I listen to BBC Radio 3 far less than I should do these days, and largely on the internet (because of poor equipment and reception problems here in Exeter). But I still regard it as, without doubt, the most important musical tutor in my life – I’ve revelled in everything from opera at the Grand Met and the Proms seasons right through to world music, jazz, contemporary, Night Waves, Mixing It (of course) Late Junction, Michael Berkeley’s Private Passions. The list is without end. So I have particular reason to rejoice that, as of 28 September 2006, R3 has been around for sixty glorious years – starting off as the Third Programme I remember reverentially from my childhood.

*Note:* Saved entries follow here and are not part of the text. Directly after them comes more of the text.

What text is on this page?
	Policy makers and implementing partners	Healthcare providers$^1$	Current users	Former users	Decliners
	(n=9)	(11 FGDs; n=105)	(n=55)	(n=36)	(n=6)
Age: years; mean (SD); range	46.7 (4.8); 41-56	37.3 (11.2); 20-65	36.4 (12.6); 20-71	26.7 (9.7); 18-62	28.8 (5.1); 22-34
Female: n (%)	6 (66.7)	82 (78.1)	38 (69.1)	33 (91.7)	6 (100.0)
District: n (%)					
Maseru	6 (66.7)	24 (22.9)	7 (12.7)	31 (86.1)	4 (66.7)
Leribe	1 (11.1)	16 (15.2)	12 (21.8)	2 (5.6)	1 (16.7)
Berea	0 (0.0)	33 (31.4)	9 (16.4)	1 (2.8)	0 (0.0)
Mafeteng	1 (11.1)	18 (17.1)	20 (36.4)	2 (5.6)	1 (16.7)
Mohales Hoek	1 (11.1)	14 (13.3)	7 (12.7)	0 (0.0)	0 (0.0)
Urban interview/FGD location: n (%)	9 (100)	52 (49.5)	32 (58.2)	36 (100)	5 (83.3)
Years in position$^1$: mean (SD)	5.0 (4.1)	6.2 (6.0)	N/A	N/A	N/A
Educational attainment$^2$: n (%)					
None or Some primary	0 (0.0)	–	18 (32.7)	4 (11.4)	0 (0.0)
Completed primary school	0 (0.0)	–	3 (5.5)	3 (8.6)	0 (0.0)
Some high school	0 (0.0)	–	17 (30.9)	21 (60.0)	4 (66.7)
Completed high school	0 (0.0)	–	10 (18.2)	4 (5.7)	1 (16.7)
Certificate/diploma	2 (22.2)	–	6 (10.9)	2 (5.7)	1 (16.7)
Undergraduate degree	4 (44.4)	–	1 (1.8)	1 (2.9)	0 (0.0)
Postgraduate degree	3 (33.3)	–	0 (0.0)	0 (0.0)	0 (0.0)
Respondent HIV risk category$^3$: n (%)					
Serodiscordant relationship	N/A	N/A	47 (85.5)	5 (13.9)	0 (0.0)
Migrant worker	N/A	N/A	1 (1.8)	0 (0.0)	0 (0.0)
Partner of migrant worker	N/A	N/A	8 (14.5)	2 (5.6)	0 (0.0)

For me the two defining directors have been Roger Wright (1998–present), who has had the courage to change, and Sir John Drummond (1987–92) who stuck by contemporary music. I also ought to be especially grateful for the often-forgotten Stephen Hearst (1972–78), who, as well as expanding and developing my classical tastes, went with the late Derek Jewell’s Sounds Interesting. It was this programme that enabled me to sample art rock, fusion, folk and a range of ‘popular’ music with serious consequences. The programme for the anniversary celebrations is typically imaginative – and, contrary to Radio 3’s dreary ‘traditionalist’ critics, who put their own ossified preferences above musical adventure, it’s exactly where the station should be right now.

Very much a minority experience, but a veritable life-support machine for vital aural culture.